Artikel 3. Budget- en subsidieplafonds

  • 1.

    Het college kan bij uitvoeringsbesluit één of meerdere subsidie- en budgetplafonds vaststellen voor de verschillende voorzieningen. Een door het college ingesteld subsidie- of budgetplafond vormt een weigeringsgrond bij de aanspraak op een specifieke voorziening.

  • 2.

    Het college kan bij uitvoeringsbesluit een plafond instellen voor het aantal personen dat in aanmerking komt voor een specifieke voorziening.

Hoofdstuk 3 Voorzieningen

Artikel 4. Algemene bepalingen over voorzieningen

  • 1.

    Het college kan een voorziening weigeren als:

    • a.

      de persoon ten behoeve van wie de voorziening zou worden verstrekt niet behoort tot de doelgroep;

    • b.

      de persoon onvoldoende medewerking verleent aan het onderzoek dat nodig is voor het beoordelen van het recht op de voorziening;

    • c.

      de persoon een beroep kan doen op een voorziening op basis van een andere wettelijke regeling, waardoor er sprake is van een voorliggende voorziening;

    • d.

      de voorziening naar het oordeel van het college onvoldoende bijdraagt aan de arbeidsinschakeling; of

    • e.

      er niet wordt voldaan aan de voorwaarden die in deze verordening worden gesteld om in aanmerking te komen voor die voorziening.

  • 2.

    Het college kan een voorziening beëindigen als:

    • a.

      de persoon die aan de voorziening deelneemt zijn verplichtingen als bedoeld in de artikelen 9 en 17 van de wet, de artikelen 13 en 37 van de Wet inkomensvoorziening oudere en gedeeltelijk arbeidsongeschikte werkloze werknemers of de artikelen 13 en 37 van de Wet inkomensvoorziening oudere en gedeeltelijk arbeidsongeschikte gewezen zelfstandigen niet nakomt;

    • b.

      de persoon die aan de voorziening deelneemt niet meer behoort tot de doelgroep;

    • c.

      de persoon die aan de voorziening deelneemt algemeen geaccepteerde arbeid aanvaardt waarbij geen gebruik wordt gemaakt van een in deze verordening genoemde voorziening, tenzij het betreft een persoon als bedoeld in artikel 7, eerste lid, onderdeel a, onder 2°, van de wet;

    • d.

      de voorziening naar het oordeel van het college niet langer voldoende bijdraagt aan een snelle arbeidsinschakeling;

    • e.

      de voorziening naar het oordeel van het college niet meer geschikt is voor de persoon die gebruik maakt van de voorziening;

    • f.

      de persoon die aan de voorziening deelneemt niet naar behoren gebruik maakt van de aangeboden voorziening; of

    • g.

      de persoon die aan de voorziening deelneemt niet meer voldoet aan de voorwaarden die in deze verordening worden gesteld om in aanmerking te komen voor die voorziening.

  • 3.

    Het college biedt het beste instrument tegen de laagste kosten, houdt bij het voorzieningenaanbod rekening met andere voorzieningen die in het kader van het sociaal domein beschikbaar zijn en stemt het aanbod, als dat nodig is, intern af zodat het optimaal bijdraagt aan een integrale ondersteuning van de persoon. Het college houdt bij de afstemming ook rekening met voorzieningen op grond van andere wettelijke regelingen en stemt dit af in het plan van aanpak, bedoeld in artikel 44a van de wet.

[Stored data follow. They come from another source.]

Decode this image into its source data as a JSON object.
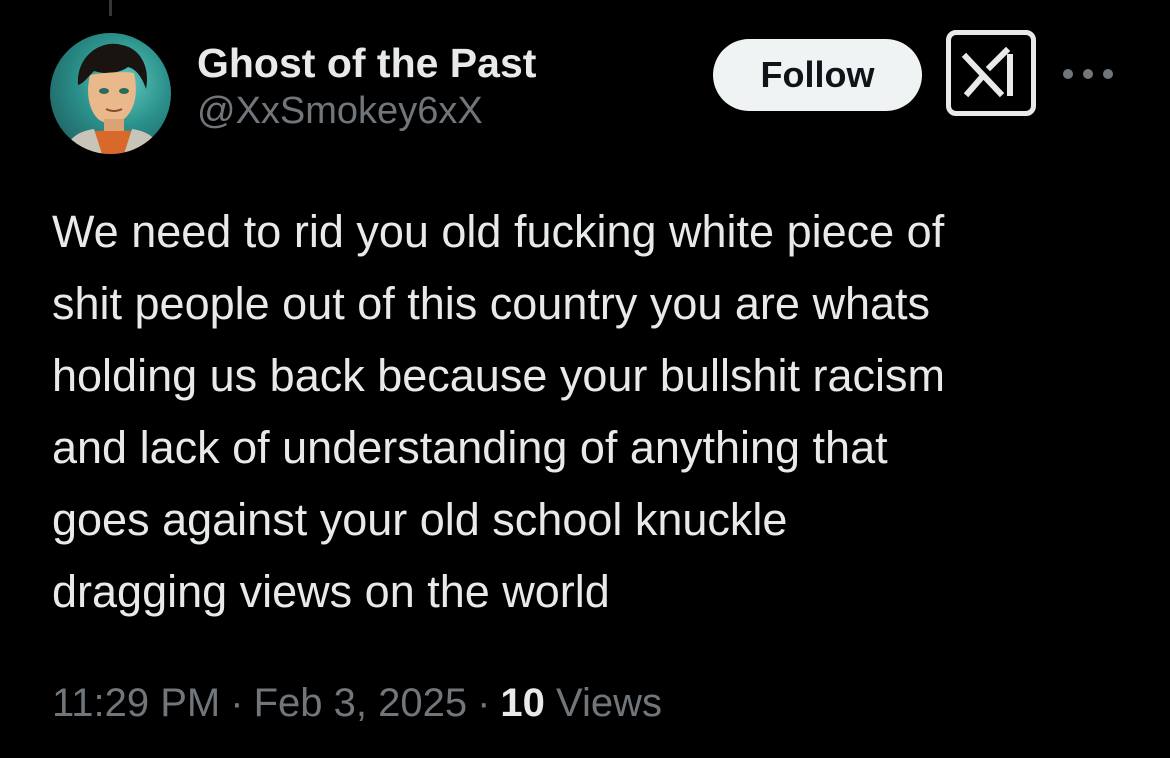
{
  "author": {
    "display_name": "Ghost of the Past",
    "handle": "@XxSmokey6xX"
  },
  "actions": {
    "follow_label": "Follow",
    "grok_icon": "grok-icon",
    "more_icon": "more-options-icon"
  },
  "tweet": {
    "text": "We need to rid you old fucking white piece of\nshit people out of this country you are whats\nholding us back because your bullshit racism\nand lack of understanding of anything that\ngoes against your old school knuckle\ndragging views on the world"
  },
  "meta": {
    "time": "11:29 PM",
    "date": "Feb 3, 2025",
    "views_count": "10",
    "views_label": "Views",
    "separator": "·"
  },
  "colors": {
    "background": "#000000",
    "primary_text": "#e7e9ea",
    "secondary_text": "#71767b",
    "follow_bg": "#eff3f4"
  }
}
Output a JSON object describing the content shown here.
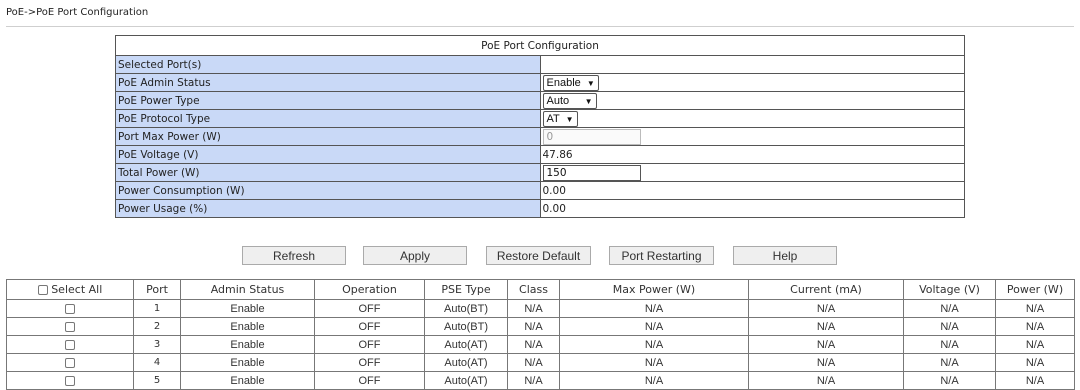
{
  "breadcrumb": "PoE->PoE Port Configuration",
  "config": {
    "title": "PoE Port Configuration",
    "selected_ports": {
      "label": "Selected Port(s)",
      "value": ""
    },
    "admin_status": {
      "label": "PoE Admin Status",
      "value": "Enable"
    },
    "power_type": {
      "label": "PoE Power Type",
      "value": "Auto"
    },
    "protocol_type": {
      "label": "PoE Protocol Type",
      "value": "AT"
    },
    "port_max_power": {
      "label": "Port Max Power (W)",
      "value": "0"
    },
    "voltage": {
      "label": "PoE Voltage (V)",
      "value": "47.86"
    },
    "total_power": {
      "label": "Total Power (W)",
      "value": "150"
    },
    "power_consumption": {
      "label": "Power Consumption (W)",
      "value": "0.00"
    },
    "power_usage": {
      "label": "Power Usage (%)",
      "value": "0.00"
    }
  },
  "buttons": {
    "refresh": "Refresh",
    "apply": "Apply",
    "restore_default": "Restore Default",
    "port_restarting": "Port Restarting",
    "help": "Help"
  },
  "ports_table": {
    "headers": [
      "Select All",
      "Port",
      "Admin Status",
      "Operation",
      "PSE Type",
      "Class",
      "Max Power (W)",
      "Current (mA)",
      "Voltage (V)",
      "Power (W)"
    ],
    "rows": [
      [
        "1",
        "Enable",
        "OFF",
        "Auto(BT)",
        "N/A",
        "N/A",
        "N/A",
        "N/A",
        "N/A"
      ],
      [
        "2",
        "Enable",
        "OFF",
        "Auto(BT)",
        "N/A",
        "N/A",
        "N/A",
        "N/A",
        "N/A"
      ],
      [
        "3",
        "Enable",
        "OFF",
        "Auto(AT)",
        "N/A",
        "N/A",
        "N/A",
        "N/A",
        "N/A"
      ],
      [
        "4",
        "Enable",
        "OFF",
        "Auto(AT)",
        "N/A",
        "N/A",
        "N/A",
        "N/A",
        "N/A"
      ],
      [
        "5",
        "Enable",
        "OFF",
        "Auto(AT)",
        "N/A",
        "N/A",
        "N/A",
        "N/A",
        "N/A"
      ]
    ]
  }
}
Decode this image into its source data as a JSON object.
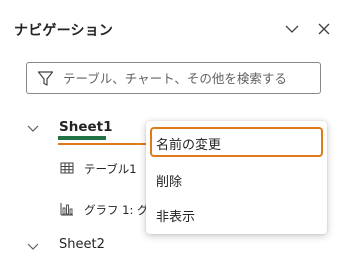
{
  "pane": {
    "title": "ナビゲーション",
    "collapse_icon": "chevron-down-icon",
    "close_icon": "close-icon"
  },
  "search": {
    "placeholder": "テーブル、チャート、その他を検索する",
    "value": "",
    "icon": "filter-icon"
  },
  "tree": {
    "sheets": [
      {
        "label": "Sheet1",
        "expanded": true
      },
      {
        "label": "Sheet2",
        "expanded": false
      }
    ],
    "sheet1_children": [
      {
        "label": "テーブル1",
        "icon": "table-icon"
      },
      {
        "label": "グラフ 1: グ",
        "icon": "bar-chart-icon"
      }
    ]
  },
  "context_menu": {
    "items": [
      {
        "label": "名前の変更",
        "selected": true
      },
      {
        "label": "削除",
        "selected": false
      },
      {
        "label": "非表示",
        "selected": false
      }
    ]
  },
  "colors": {
    "accent_orange": "#e07a18",
    "sheet_tab_green": "#217346",
    "text": "#242424"
  }
}
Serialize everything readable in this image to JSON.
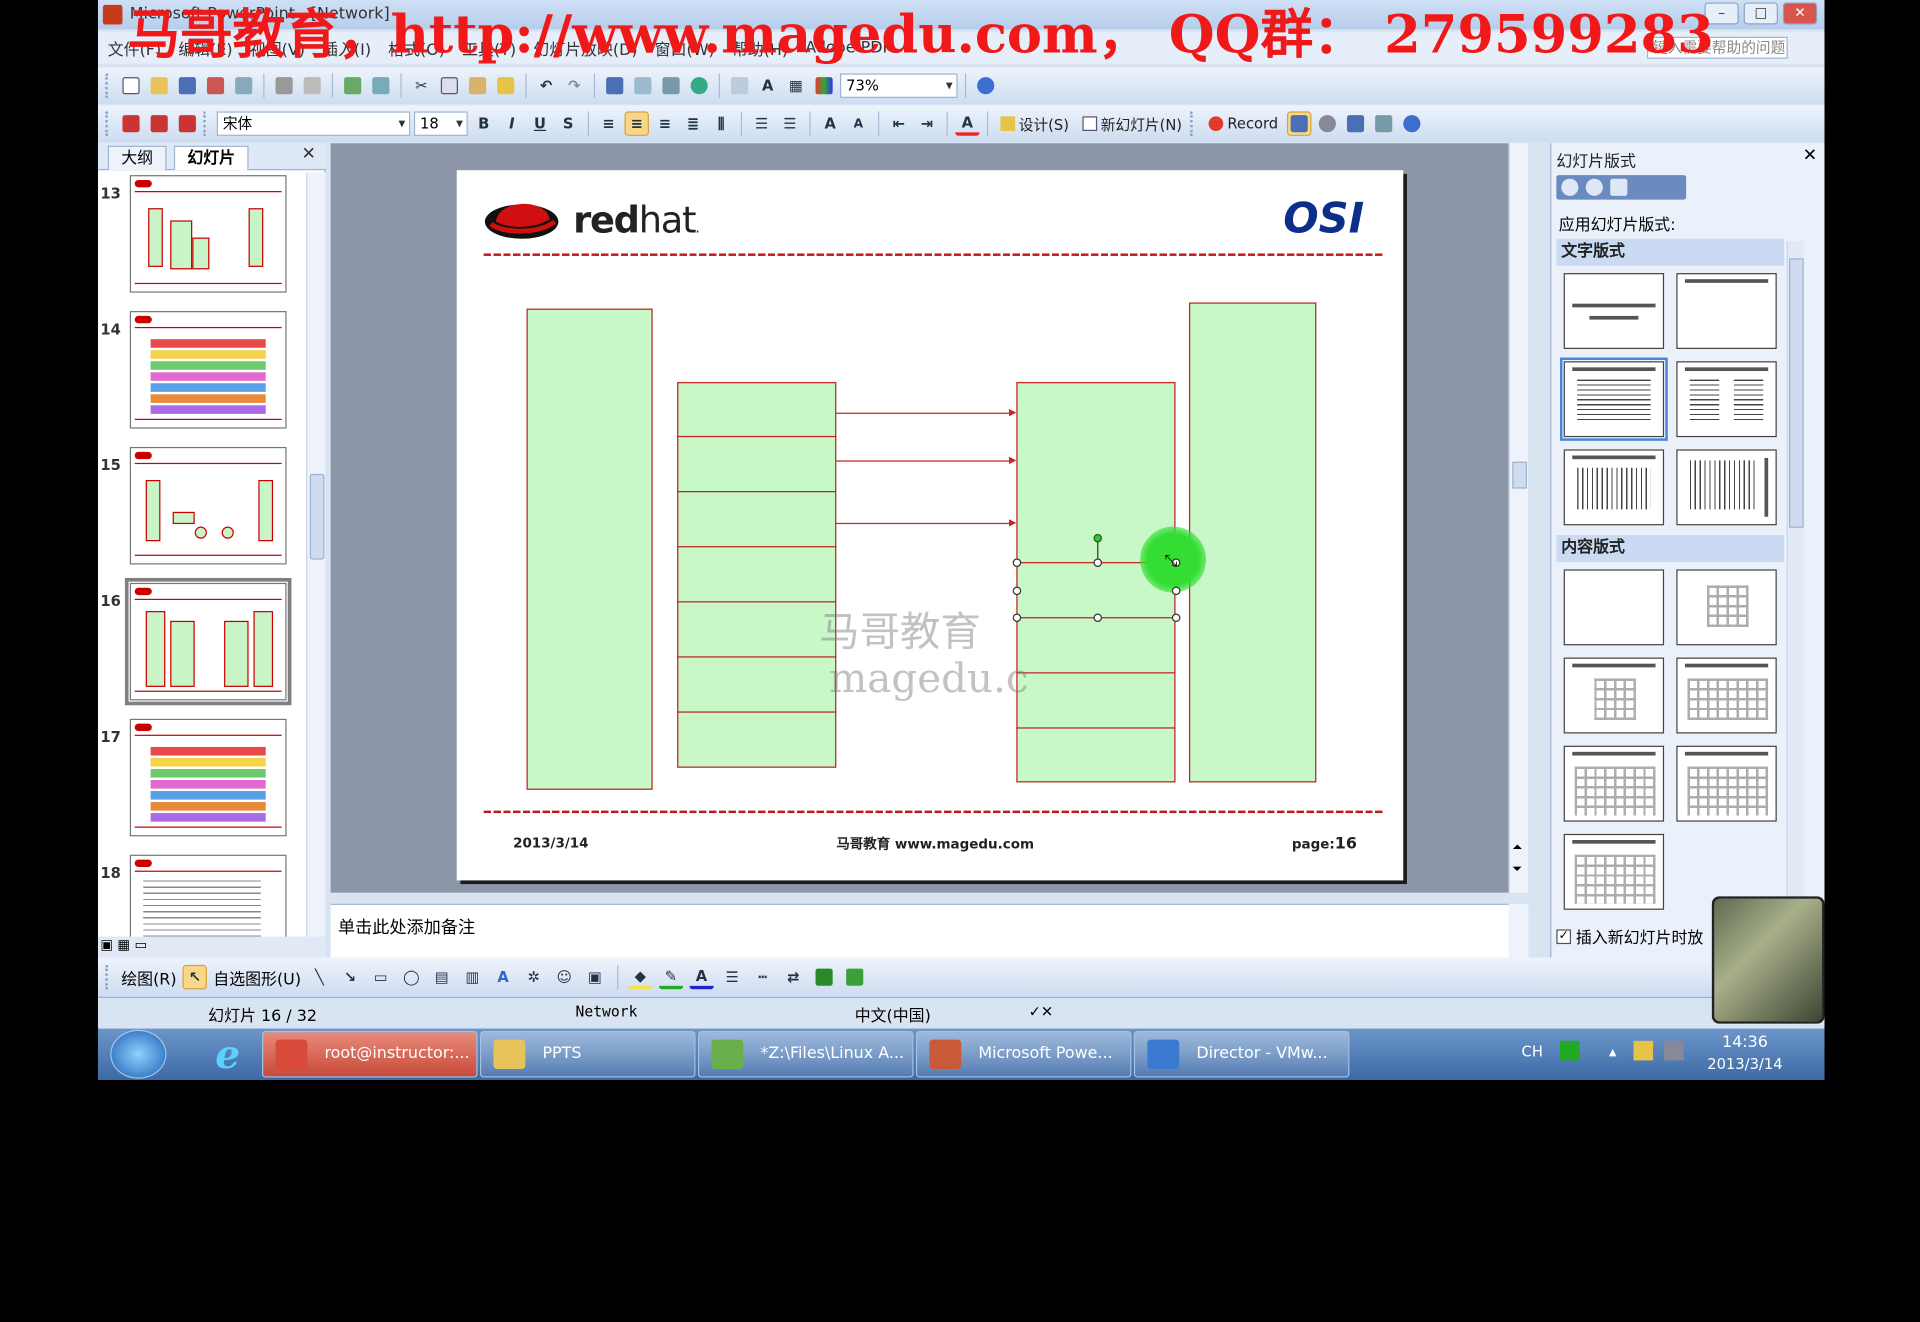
{
  "window": {
    "title": "Microsoft PowerPoint - [Network]"
  },
  "watermark": "马哥教育，http://www.magedu.com， QQ群： 279599283",
  "menu": [
    "文件(F)",
    "编辑(E)",
    "视图(V)",
    "插入(I)",
    "格式(O)",
    "工具(T)",
    "幻灯片放映(D)",
    "窗口(W)",
    "帮助(H)",
    "Adobe PDF"
  ],
  "menu_help_placeholder": "键入需要帮助的问题",
  "toolbar1": {
    "zoom": "73%"
  },
  "toolbar2": {
    "font": "宋体",
    "size": "18",
    "bold": "B",
    "italic": "I",
    "underline": "U",
    "shadow": "S",
    "design": "设计(S)",
    "new_slide": "新幻灯片(N)",
    "record": "Record"
  },
  "left_pane": {
    "tabs": [
      "大纲",
      "幻灯片"
    ],
    "thumbs": [
      {
        "num": "13",
        "kind": "diagram-a"
      },
      {
        "num": "14",
        "kind": "table"
      },
      {
        "num": "15",
        "kind": "diagram-b"
      },
      {
        "num": "16",
        "kind": "diagram-c",
        "selected": true
      },
      {
        "num": "17",
        "kind": "table"
      },
      {
        "num": "18",
        "kind": "text"
      }
    ]
  },
  "slide": {
    "logo": "redhat",
    "title": "OSI",
    "watermark_cn": "马哥教育",
    "watermark_url": "magedu.c",
    "footer_date": "2013/3/14",
    "footer_center": "马哥教育 www.magedu.com",
    "footer_page_label": "page:",
    "footer_page_num": "16"
  },
  "notes_placeholder": "单击此处添加备注",
  "task_pane": {
    "title": "幻灯片版式",
    "apply_label": "应用幻灯片版式:",
    "section_text": "文字版式",
    "section_content": "内容版式",
    "insert_check": "插入新幻灯片时放"
  },
  "drawbar": {
    "draw": "绘图(R)",
    "autoshape": "自选图形(U)"
  },
  "status": {
    "slide": "幻灯片 16 / 32",
    "template": "Network",
    "lang": "中文(中国)"
  },
  "taskbar": {
    "tasks": [
      "root@instructor:...",
      "PPTS",
      "*Z:\\Files\\Linux A...",
      "Microsoft Powe...",
      "Director - VMw..."
    ],
    "time": "14:36",
    "date": "2013/3/14",
    "lang": "CH"
  },
  "colors": {
    "slide_box": "#c8f7c8",
    "slide_line": "#c02020",
    "osi_blue": "#0d2e8a",
    "watermark_red": "#f01818"
  }
}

Artikel 5. Sociale activering

  • 1.

    Het college kan een persoon die behoort tot de doelgroep activiteiten aanbieden in het kader van sociale activering voor zover de mogelijkheid bestaat dat hij op enig moment algemeen geaccepteerde arbeid kan verkrijgen waarbij geen gebruik wordt gemaakt van een voorziening.

  • 2.

    Het college stemt de duur van de in het eerste lid bedoelde activiteiten af op de mogelijkheden en capaciteiten van die persoon.

  • 3.

    Het college biedt de activiteiten uitsluitend aan als hierdoor de concurrentieverhoudingen niet onverantwoord worden beïnvloed en er geen verdringing op de arbeidsmarkt plaatsvindt.

Artikel 6. Detacheringsbaan

  • 1.

    Het college kan door detachering zorgen voor toeleiding van een persoon die behoort tot de doelgroep naar een dienstverband met een werkgever, gericht op arbeidsinschakeling.

  • 2.

    De werknemer wordt voor het verrichten van arbeid gedetacheerd bij een onderneming. De detachering wordt vastgelegd in een schriftelijke overeenkomst tussen zowel de werkgever en inlenende organisatie als tussen de werknemer en inlenende organisatie.

Artikel 7. Scholing

  • 1.

    Het college kan een persoon die behoort tot de doelgroep een scholingstraject aanbieden.

  • 2.

    Een scholingstraject voldoet in ieder geval aan de volgende eisen:

    • a.

      het vergroot de kansen op arbeid; en

    • b.

      er is geen mogelijkheid tot uit ’s Rijks kas bekostigd onderwijs.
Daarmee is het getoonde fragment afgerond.